Estamos no Janeiro Branco, mês de conscientização sobre a saúde mental, e neste ano está com um diferencial: a aplicação, a partir de 26 de maio, da nova Norma Regulamentadora 1 (NR-1), que define diretrizes gerais à segurança e saúde no trabalho e o Gerenciamento de Riscos Ocupacionais (GRO), o que engloba questões sensíveis e desafios para empresas e massa trabalhadora, como estresse, depressão e Síndrome de Burnout, sendo esta, aliás, já considerada uma doença ocupacional pela Justiça do Trabalho.
E o assunto é de extrema urgência: dados do Ministério da Previdência Social revelam que os afastamentos por transtornos mentais cresceram 67% entre 2023 e 2024, sendo que apenas em 2024, mais de 440 mil trabalhadores brasileiros precisaram se afastar por comprometimento da saúde mental.
Para a psicóloga Adriana Fellippelli, a NR-1 torna-se um termômetro para mensurar e mapear os riscos psicossociais. A orientação, a especialista explica, ao SBT News, é colocar em prática essas determinações identificando comportamentos como exaustão emocional, fatores agravantes, assédio moral e excesso de tarefas no ambiente de trabalho e na jornada laboral em si, o que inclui acolher e escutar quem atua remotamente.
Nova NR-1: programas de prevenção
Um dos pontos fundamentais na nova NR-1 está na aplicabilidade de programas de prevenção e discussão sobre saúde mental. Contudo, essa inciativa é ainda perene e desigual: de acordo com um levantamento do Centro de Referência Einstein em Saúde Mental e Bem-Estar (CRESM-Einstein) com líderes de RH e saúde corporativa, 60% dos entrevistados afirmaram sentir segurança psicológica para se expressar, porém 39% admitiram não contar com suporte adequado da gestão para lidar com estresse.

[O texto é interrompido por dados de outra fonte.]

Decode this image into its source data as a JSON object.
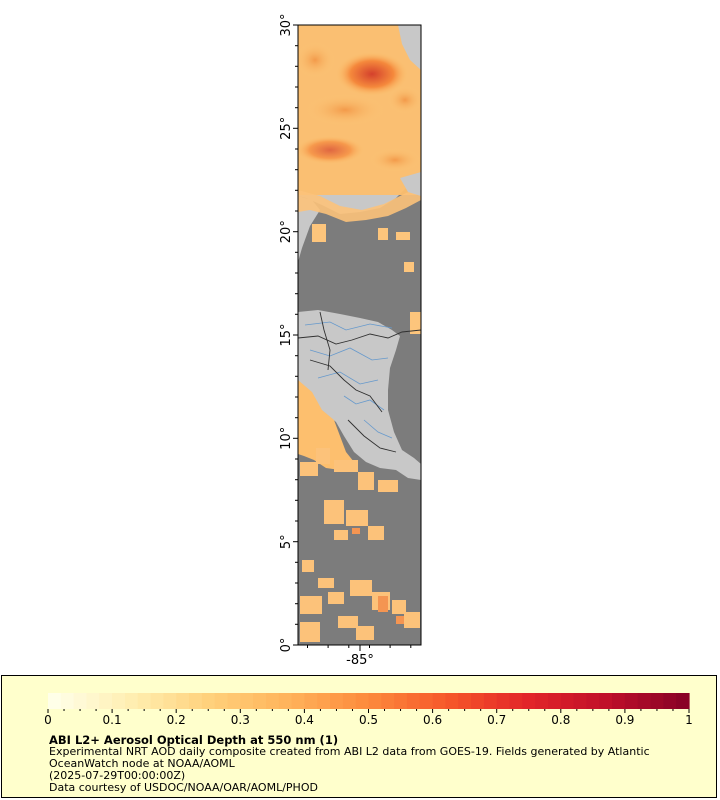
{
  "map": {
    "lat_ticks": [
      "30°",
      "25°",
      "20°",
      "15°",
      "10°",
      "5°",
      "0°"
    ],
    "lon_ticks": [
      "-85°"
    ],
    "colors": {
      "ocean": "#7c7c7c",
      "land": "#c8c8c8",
      "no_data": "#7c7c7c",
      "rivers": "#6699cc",
      "borders": "#202020"
    }
  },
  "legend": {
    "colorbar_ticks": [
      "0",
      "0.1",
      "0.2",
      "0.3",
      "0.4",
      "0.5",
      "0.6",
      "0.7",
      "0.8",
      "0.9",
      "1"
    ],
    "colorbar_range": [
      0,
      1
    ],
    "colorbar_colors": [
      "#ffffe8",
      "#ffeeb0",
      "#ffd07a",
      "#ffb25a",
      "#fd8a3c",
      "#f6582a",
      "#e3262a",
      "#c1102a",
      "#8a0226"
    ],
    "title": "ABI L2+ Aerosol Optical Depth at 550 nm (1)",
    "description": "Experimental NRT AOD daily composite created from ABI L2 data from GOES-19. Fields generated by Atlantic OceanWatch node at NOAA/AOML",
    "date": "(2025-07-29T00:00:00Z)",
    "credit": "Data courtesy of USDOC/NOAA/OAR/AOML/PHOD"
  }
}
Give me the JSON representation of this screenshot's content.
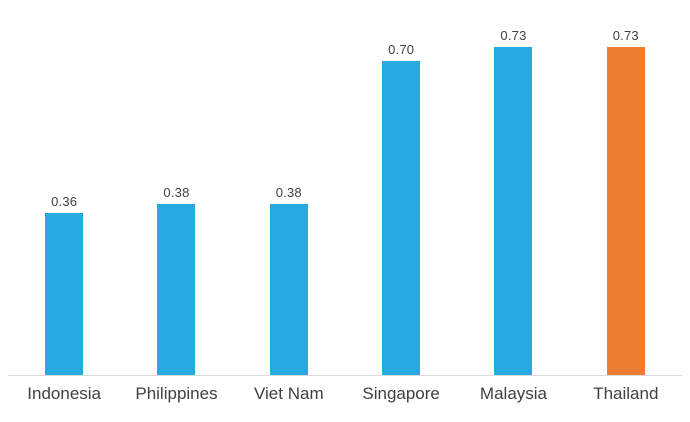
{
  "chart_data": {
    "type": "bar",
    "categories": [
      "Indonesia",
      "Philippines",
      "Viet Nam",
      "Singapore",
      "Malaysia",
      "Thailand"
    ],
    "values": [
      0.36,
      0.38,
      0.38,
      0.7,
      0.73,
      0.73
    ],
    "value_labels": [
      "0.36",
      "0.38",
      "0.38",
      "0.70",
      "0.73",
      "0.73"
    ],
    "title": "",
    "xlabel": "",
    "ylabel": "",
    "ylim": [
      0,
      0.8
    ],
    "grid": false,
    "legend": "none",
    "colors": {
      "default_bar": "#27aae1",
      "highlight_bar": "#ed7d31",
      "highlight_category": "Thailand",
      "baseline": "#d9d9d9",
      "label_text": "#404040"
    }
  }
}
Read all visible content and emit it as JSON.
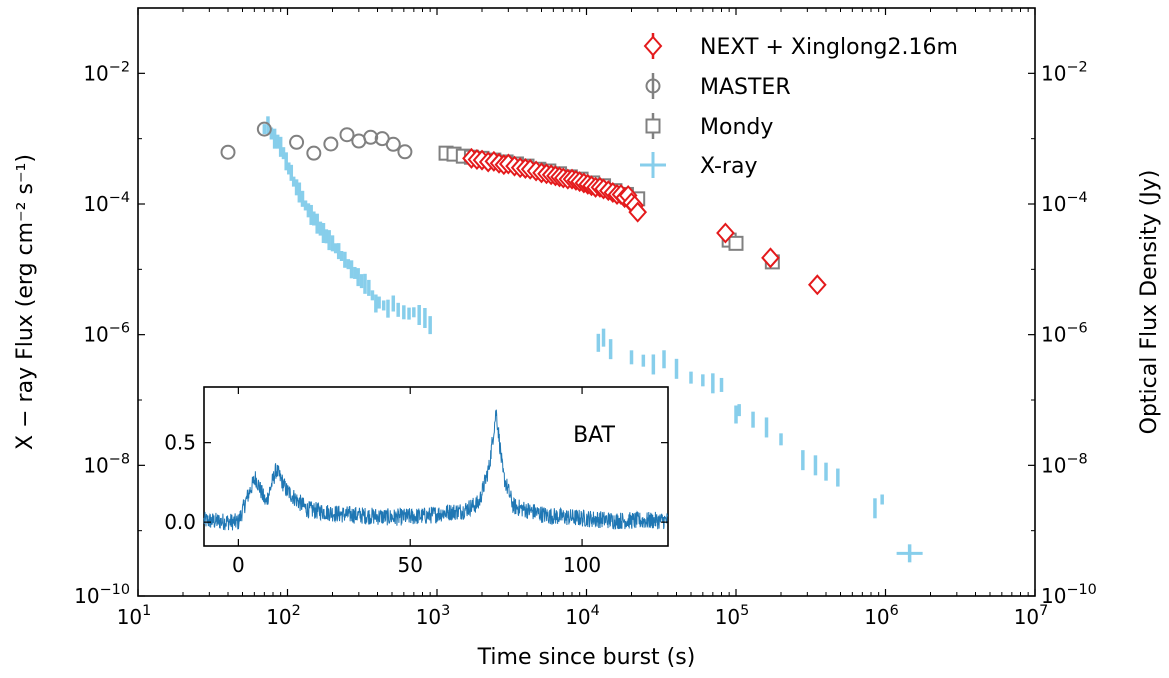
{
  "chart_data": [
    {
      "type": "scatter",
      "xlabel": "Time since burst (s)",
      "ylabel_left": "X − ray Flux (erg cm⁻² s⁻¹)",
      "ylabel_right": "Optical Flux Density (Jy)",
      "x_scale": "log",
      "y_scale": "log",
      "xlim": [
        10,
        10000000
      ],
      "ylim": [
        1e-10,
        0.1
      ],
      "x_ticks": [
        {
          "value": 10,
          "base": "10",
          "exp": "1"
        },
        {
          "value": 100,
          "base": "10",
          "exp": "2"
        },
        {
          "value": 1000,
          "base": "10",
          "exp": "3"
        },
        {
          "value": 10000,
          "base": "10",
          "exp": "4"
        },
        {
          "value": 100000,
          "base": "10",
          "exp": "5"
        },
        {
          "value": 1000000,
          "base": "10",
          "exp": "6"
        },
        {
          "value": 10000000,
          "base": "10",
          "exp": "7"
        }
      ],
      "y_ticks": [
        {
          "value": 1e-10,
          "base": "10",
          "exp": "−10"
        },
        {
          "value": 1e-08,
          "base": "10",
          "exp": "−8"
        },
        {
          "value": 1e-06,
          "base": "10",
          "exp": "−6"
        },
        {
          "value": 0.0001,
          "base": "10",
          "exp": "−4"
        },
        {
          "value": 0.01,
          "base": "10",
          "exp": "−2"
        }
      ],
      "legend_position": "top-right",
      "grid": false,
      "series": [
        {
          "name": "NEXT + Xinglong2.16m",
          "marker": "diamond",
          "color": "#e41a1c",
          "points": [
            [
              1700,
              0.0005
            ],
            [
              1850,
              0.00048
            ],
            [
              2000,
              0.00047
            ],
            [
              2200,
              0.00044
            ],
            [
              2400,
              0.00045
            ],
            [
              2600,
              0.00042
            ],
            [
              2800,
              0.0004
            ],
            [
              3000,
              0.00041
            ],
            [
              3300,
              0.00038
            ],
            [
              3600,
              0.00036
            ],
            [
              3900,
              0.00035
            ],
            [
              4200,
              0.00034
            ],
            [
              4600,
              0.00032
            ],
            [
              5000,
              0.0003
            ],
            [
              5400,
              0.00029
            ],
            [
              5800,
              0.00028
            ],
            [
              6200,
              0.00027
            ],
            [
              6600,
              0.00026
            ],
            [
              7000,
              0.00025
            ],
            [
              7500,
              0.00024
            ],
            [
              8000,
              0.00024
            ],
            [
              8500,
              0.00023
            ],
            [
              9000,
              0.00022
            ],
            [
              9600,
              0.00021
            ],
            [
              10200,
              0.0002
            ],
            [
              10800,
              0.00019
            ],
            [
              11500,
              0.00018
            ],
            [
              12300,
              0.00018
            ],
            [
              13000,
              0.00017
            ],
            [
              14000,
              0.00016
            ],
            [
              15000,
              0.00015
            ],
            [
              16000,
              0.00014
            ],
            [
              17000,
              0.00014
            ],
            [
              18000,
              0.000125
            ],
            [
              19000,
              0.000135
            ],
            [
              20000,
              0.000105
            ],
            [
              21000,
              9.5e-05
            ],
            [
              22000,
              7.5e-05
            ],
            [
              85000,
              3.6e-05
            ],
            [
              170000,
              1.5e-05
            ],
            [
              350000,
              5.8e-06
            ]
          ]
        },
        {
          "name": "MASTER",
          "marker": "circle",
          "color": "#808080",
          "points": [
            [
              40,
              0.00062
            ],
            [
              70,
              0.0014
            ],
            [
              115,
              0.00088
            ],
            [
              150,
              0.0006
            ],
            [
              195,
              0.00083
            ],
            [
              250,
              0.00115
            ],
            [
              300,
              0.00092
            ],
            [
              360,
              0.00105
            ],
            [
              430,
              0.001
            ],
            [
              510,
              0.00082
            ],
            [
              610,
              0.00063
            ]
          ]
        },
        {
          "name": "Mondy",
          "marker": "square",
          "color": "#808080",
          "points": [
            [
              1150,
              0.0006
            ],
            [
              1300,
              0.00058
            ],
            [
              1500,
              0.00054
            ],
            [
              1700,
              0.00052
            ],
            [
              2000,
              0.0005
            ],
            [
              2400,
              0.00047
            ],
            [
              2900,
              0.00044
            ],
            [
              3400,
              0.00041
            ],
            [
              4000,
              0.00038
            ],
            [
              4800,
              0.00034
            ],
            [
              5600,
              0.00032
            ],
            [
              6600,
              0.00029
            ],
            [
              7800,
              0.00026
            ],
            [
              9200,
              0.00024
            ],
            [
              11000,
              0.00021
            ],
            [
              13000,
              0.00019
            ],
            [
              15500,
              0.00016
            ],
            [
              18500,
              0.00014
            ],
            [
              22000,
              0.00012
            ],
            [
              90000,
              2.8e-05
            ],
            [
              100000,
              2.5e-05
            ],
            [
              175000,
              1.3e-05
            ]
          ]
        },
        {
          "name": "X-ray",
          "marker": "errorbar",
          "color": "#87ceeb",
          "points": [
            [
              70,
              0.0014
            ],
            [
              74,
              0.0016
            ],
            [
              78,
              0.0012
            ],
            [
              82,
              0.001
            ],
            [
              86,
              0.0009
            ],
            [
              90,
              0.00075
            ],
            [
              94,
              0.0006
            ],
            [
              98,
              0.00045
            ],
            [
              102,
              0.00035
            ],
            [
              106,
              0.0003
            ],
            [
              110,
              0.00022
            ],
            [
              115,
              0.00018
            ],
            [
              120,
              0.00015
            ],
            [
              126,
              0.00012
            ],
            [
              132,
              9.5e-05
            ],
            [
              138,
              8e-05
            ],
            [
              144,
              6.8e-05
            ],
            [
              150,
              6e-05
            ],
            [
              158,
              5e-05
            ],
            [
              166,
              4.2e-05
            ],
            [
              174,
              3.6e-05
            ],
            [
              182,
              3.2e-05
            ],
            [
              190,
              2.8e-05
            ],
            [
              200,
              2.5e-05
            ],
            [
              210,
              2.1e-05
            ],
            [
              220,
              1.9e-05
            ],
            [
              230,
              1.6e-05
            ],
            [
              242,
              1.4e-05
            ],
            [
              255,
              1.2e-05
            ],
            [
              268,
              1e-05
            ],
            [
              282,
              8.8e-06
            ],
            [
              297,
              7.6e-06
            ],
            [
              313,
              6.6e-06
            ],
            [
              330,
              6e-06
            ],
            [
              350,
              5.2e-06
            ],
            [
              370,
              4e-06
            ],
            [
              390,
              3e-06
            ],
            [
              410,
              3.1e-06
            ],
            [
              440,
              2.8e-06
            ],
            [
              470,
              2.5e-06
            ],
            [
              510,
              3e-06
            ],
            [
              550,
              2.4e-06
            ],
            [
              600,
              2.2e-06
            ],
            [
              650,
              2.1e-06
            ],
            [
              700,
              2.2e-06
            ],
            [
              760,
              2e-06
            ],
            [
              830,
              1.8e-06
            ],
            [
              900,
              1.4e-06
            ],
            [
              12000,
              7.5e-07
            ],
            [
              13000,
              9e-07
            ],
            [
              14500,
              6e-07
            ],
            [
              20000,
              4.5e-07
            ],
            [
              24000,
              4e-07
            ],
            [
              28000,
              3.5e-07
            ],
            [
              33000,
              4.2e-07
            ],
            [
              40000,
              3e-07
            ],
            [
              50000,
              2.2e-07
            ],
            [
              60000,
              2e-07
            ],
            [
              70000,
              1.8e-07
            ],
            [
              80000,
              1.7e-07
            ],
            [
              100000,
              6e-08
            ],
            [
              105000,
              7e-08
            ],
            [
              130000,
              5e-08
            ],
            [
              160000,
              3.8e-08
            ],
            [
              200000,
              2.5e-08
            ],
            [
              280000,
              1.2e-08
            ],
            [
              340000,
              1e-08
            ],
            [
              400000,
              8e-09
            ],
            [
              480000,
              6.5e-09
            ],
            [
              850000,
              2.2e-09
            ],
            [
              950000,
              3e-09
            ],
            [
              1450000,
              4.5e-10
            ]
          ]
        }
      ]
    },
    {
      "type": "line",
      "panel": "inset",
      "label": "BAT",
      "xlim": [
        -10,
        125
      ],
      "ylim": [
        -0.15,
        0.85
      ],
      "x_ticks": [
        0,
        50,
        100
      ],
      "y_ticks": [
        0.0,
        0.5
      ],
      "x_tick_labels": [
        "0",
        "50",
        "100"
      ],
      "y_tick_labels": [
        "0.0",
        "0.5"
      ],
      "color": "#1f77b4",
      "peaks": [
        [
          -10,
          0.01
        ],
        [
          0,
          0.0
        ],
        [
          3,
          0.18
        ],
        [
          5,
          0.28
        ],
        [
          8,
          0.12
        ],
        [
          11,
          0.33
        ],
        [
          14,
          0.2
        ],
        [
          20,
          0.08
        ],
        [
          30,
          0.05
        ],
        [
          45,
          0.03
        ],
        [
          55,
          0.04
        ],
        [
          60,
          0.06
        ],
        [
          65,
          0.07
        ],
        [
          70,
          0.12
        ],
        [
          73,
          0.35
        ],
        [
          75,
          0.7
        ],
        [
          77,
          0.3
        ],
        [
          80,
          0.1
        ],
        [
          90,
          0.04
        ],
        [
          110,
          0.01
        ],
        [
          125,
          0.01
        ]
      ]
    }
  ]
}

Luiz Zoldan, gerente médico do Espaço Einstein de Bem-Estar e Saúde Mental, ao Brazil Health, é enfático ao afirmar que sem uma virada célere e coordenada entre empresas, governo e serviços de saúde, esses indicadores podem piorar e, consequentemente, tornarem-se um custo alto a trabalhadores, organizações e economia do país. “A saúde mental precisa ser um pilar estratégico e não apenas um acessório, com participação ativa da alta gestão”, defende.
Já Leandro Oliveira, diretor da Humand no Brasil, ao Você RH, elenca algumas estratégias que podem auxiliar nesse mapeamento, como o uso da tecnologia, mas com uma rotina estruturada e de critérios claros, indo além do campo dos inventários e documentos, bem como uma visão mais séria sobre os riscos psicossociais, ou seja, sem amenizar o tema e engajando os times para o entendimento e busca por soluções.
Oliveira conclui que a NR-1 deve ser considerada uma espinha dorsal para mitigar esse cenário, com foco, principalmente, na prevenção e no gerenciamento proativo.